Publico hoje um excelente texto da escritora e fã de ficção científica Lady Sybylla. Ela o publicou no seu blog, Momentum Saga.
Os fãs de ficção especulativa (ficção científica, fantasia e terror e todos os seus subgêneros) já ouviram várias vezes que suas leituras favoritas são "apenas escapismo". Não só isso, estamos também acostumadas a ver os grandes prêmios literários preterirem obras que se encaixam neste gênero para aquelas consideradas "literárias", que tenham mérito, ou então eles criam categorias de "entretenimento" para encaixar obras de FC, fantasia e horror (os outros são chatos, então?). Na academia não é muito diferente. Grupos de estudos se debruçam sobre obras literárias que fujam de qualquer ligação com as "ficções especulativas". A elite literária e acadêmica continua repetindo a questão do escapismo dessas obras. Enfim, a hipocrisia.
A ficção, toda ela, é por definição uma construção de eventos, lugares e indivíduos irreais e imaginados. Eles podem ser inspirados em eventos, lugares e indivíduos reais, mas nunca serão, fenomenologicamente reais. A mentira é a base e a premissa para a ficção, já dizia nossa saudosa Ursula K. Le Guin que dizia que a função do romancista é mentir. Se um trabalho de ficção conta uma história real, ele passa a ser de não ficção.
Todo e qualquer trabalho de ficção transporta aqueles que o leem para mundos que, apesar de parecerem com a realidade ou de terem semelhanças com a realidade, não são a própria realidade. Para que possamos mergulhar e usufruir do texto ficcional é preciso nos desconectar dos fenômenos reais e da contemporaneidade. É preciso suspender nossa descrença para viajar na ficção.

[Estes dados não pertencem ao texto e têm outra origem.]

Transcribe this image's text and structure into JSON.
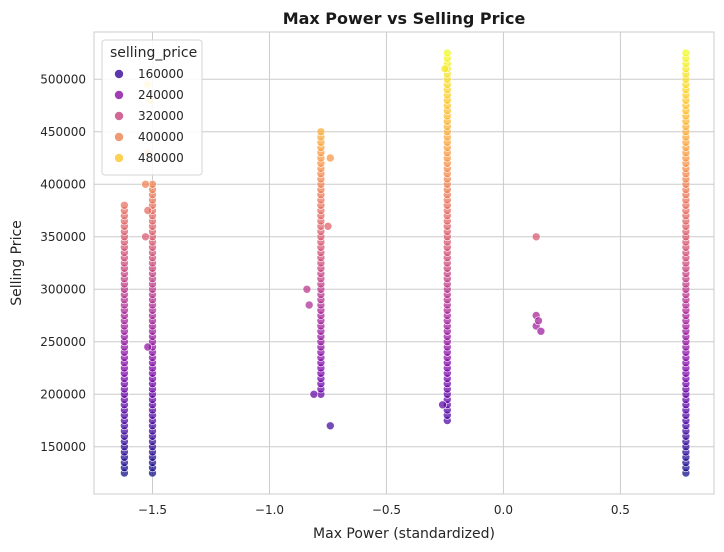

Quando uma leitora pega um livro como Dom Casmurro, existe um limite bem nítido entre a contemporaneidade da leitora e sua realidade com a realidade do texto. Bentinho nos conta suas histórias e desventuras, em um Rio de Janeiro do século XIX. Não importa que a cidade do Rio de Janeiro exista de fato. A cidade de Bentinho está longe de nossa realidade, de nossa contemporaneidade e também da realidade de críticos literários e acadêmicos. Ao mergulhar no livro que é baseado em uma cidade real, ela ainda está situada em um tempo e contexto específicos -- o século XIX. Estamos escapando de nossa realidade contemporânea, de nossa realidade fenomenológica e entrando em um universo ficcional criado por Machado de Assis.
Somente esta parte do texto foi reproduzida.